Right from the opening song of the disc, "Free At Last", you can hear the differences Jimmy was talking about. Long associated with the civil rights movement thanks to Martin Luther King Jr.'s famous speech, I've only ever heard the song performed in a slow, Bluesy style by B. B. King, but here it really swings. Everyone knows how up tempo and rocking Gospel music can be, but this was different. While Gospel usually compels you to get to your feet and clap your hands with its strong emphasis on rhythm, here it's the melody that carries the song.
It's a subtle difference, but one that's noticeable throughout the disc, as familiar songs like "Down By The Riverside" and "I'll Fly Away" are given slightly different treatments than what we are used to hearing. Perhaps it's just that it's not often you hear "I'll Fly Away" played by a brass band, as the Hot 8 Brass Band accompany The Blind Boys Of Alabama on this track, or a jazz band like Preservation Hall playing "Down By The Riverside" that makes them sound different.
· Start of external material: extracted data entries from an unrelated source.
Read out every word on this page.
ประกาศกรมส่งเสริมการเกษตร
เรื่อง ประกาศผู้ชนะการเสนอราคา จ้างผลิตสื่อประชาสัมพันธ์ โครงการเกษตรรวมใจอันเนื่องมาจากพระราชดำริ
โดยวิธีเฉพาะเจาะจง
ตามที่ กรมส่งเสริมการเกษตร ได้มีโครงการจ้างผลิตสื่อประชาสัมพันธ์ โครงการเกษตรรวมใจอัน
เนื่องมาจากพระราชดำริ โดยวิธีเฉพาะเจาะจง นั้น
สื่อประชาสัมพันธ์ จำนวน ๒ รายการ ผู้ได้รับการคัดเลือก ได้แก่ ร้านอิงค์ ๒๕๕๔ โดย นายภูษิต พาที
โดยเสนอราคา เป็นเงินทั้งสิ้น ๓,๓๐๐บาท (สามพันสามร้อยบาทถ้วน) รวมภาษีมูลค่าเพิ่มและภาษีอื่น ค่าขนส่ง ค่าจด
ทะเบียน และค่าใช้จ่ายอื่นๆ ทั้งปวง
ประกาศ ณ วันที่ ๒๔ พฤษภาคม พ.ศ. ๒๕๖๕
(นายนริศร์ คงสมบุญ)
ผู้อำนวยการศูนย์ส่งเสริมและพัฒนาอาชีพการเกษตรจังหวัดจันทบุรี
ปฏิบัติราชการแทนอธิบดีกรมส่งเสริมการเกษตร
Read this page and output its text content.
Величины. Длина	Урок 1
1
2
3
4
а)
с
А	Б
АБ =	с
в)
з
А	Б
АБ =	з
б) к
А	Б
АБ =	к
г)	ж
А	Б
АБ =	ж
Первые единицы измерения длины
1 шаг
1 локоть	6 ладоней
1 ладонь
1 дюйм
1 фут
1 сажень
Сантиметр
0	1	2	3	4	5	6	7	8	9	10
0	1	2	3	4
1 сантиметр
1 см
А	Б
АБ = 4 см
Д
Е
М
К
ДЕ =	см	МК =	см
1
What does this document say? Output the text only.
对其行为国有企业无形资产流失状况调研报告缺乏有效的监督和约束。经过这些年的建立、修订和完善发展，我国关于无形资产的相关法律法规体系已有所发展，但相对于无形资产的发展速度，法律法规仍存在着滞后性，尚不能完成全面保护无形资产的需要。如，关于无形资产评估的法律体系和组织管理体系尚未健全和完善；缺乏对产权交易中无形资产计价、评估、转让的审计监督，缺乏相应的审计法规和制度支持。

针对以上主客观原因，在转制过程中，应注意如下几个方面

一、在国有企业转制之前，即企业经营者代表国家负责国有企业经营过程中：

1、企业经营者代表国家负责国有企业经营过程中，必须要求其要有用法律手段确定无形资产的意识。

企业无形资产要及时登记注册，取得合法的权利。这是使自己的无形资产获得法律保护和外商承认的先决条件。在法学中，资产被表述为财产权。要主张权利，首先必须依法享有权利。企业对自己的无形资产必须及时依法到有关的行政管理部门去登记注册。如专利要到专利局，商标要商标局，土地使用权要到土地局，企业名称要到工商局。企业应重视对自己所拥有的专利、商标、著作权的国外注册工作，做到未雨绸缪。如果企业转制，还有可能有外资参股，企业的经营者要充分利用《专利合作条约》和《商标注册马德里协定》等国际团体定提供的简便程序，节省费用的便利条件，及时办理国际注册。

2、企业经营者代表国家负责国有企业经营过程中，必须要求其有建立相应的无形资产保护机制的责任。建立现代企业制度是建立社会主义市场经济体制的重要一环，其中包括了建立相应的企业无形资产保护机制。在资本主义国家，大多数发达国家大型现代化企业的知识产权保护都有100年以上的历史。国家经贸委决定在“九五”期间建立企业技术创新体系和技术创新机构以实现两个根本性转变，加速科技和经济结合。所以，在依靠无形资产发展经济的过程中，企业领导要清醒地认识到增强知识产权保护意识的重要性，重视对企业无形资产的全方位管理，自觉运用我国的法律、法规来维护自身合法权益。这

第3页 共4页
Quite frankly though, I wasn't overly concerned about why the material sounded like it did, I was far too busy enjoying it. Whether it was Allen Toussaint accompanying them on "If I Could Help Somebody", or either of the other groups working with them, the music was just amazing. I don't know how long this version of The Blind Boys Of Alabama has been together, but their vocal work is as immaculate as ever. Not only do they harmonize with each other, but they also seem to manage the trick of harmonizing with the instruments playing with them. At times their voices and the instruments blend together so that the lyrics, while still discernible, become less important than the music that's being created through the combination of voice and instrument.
What they've managed to do is take the music to a place where the sound itself is inspirational and is able to carry their message of hope and faith. It's like listening to some of the great orchestral works whose very existence is a measure of the depth of feeling that inspired them. It's not something I expected to find on a CD of gospel music, although I guess it shouldn't come as too much of a surprise considering the quality of the performers on Down In New Orleans.
The Blind Boys Of Alabama have spent nearly seventy years singing messages of hope, faith and inspiration to people across the United States and around the world. When they went to New Orleans to record Down In New Orleans it was with the intent of trying to bring succor to the hearts of people who have seen their homes destroyed by storm and their hopes betrayed by politicians. While that may seem like a nearly impossible task, reserve judgment on their abilities to accomplish it until you've heard this CD. They just might make a believer out of you.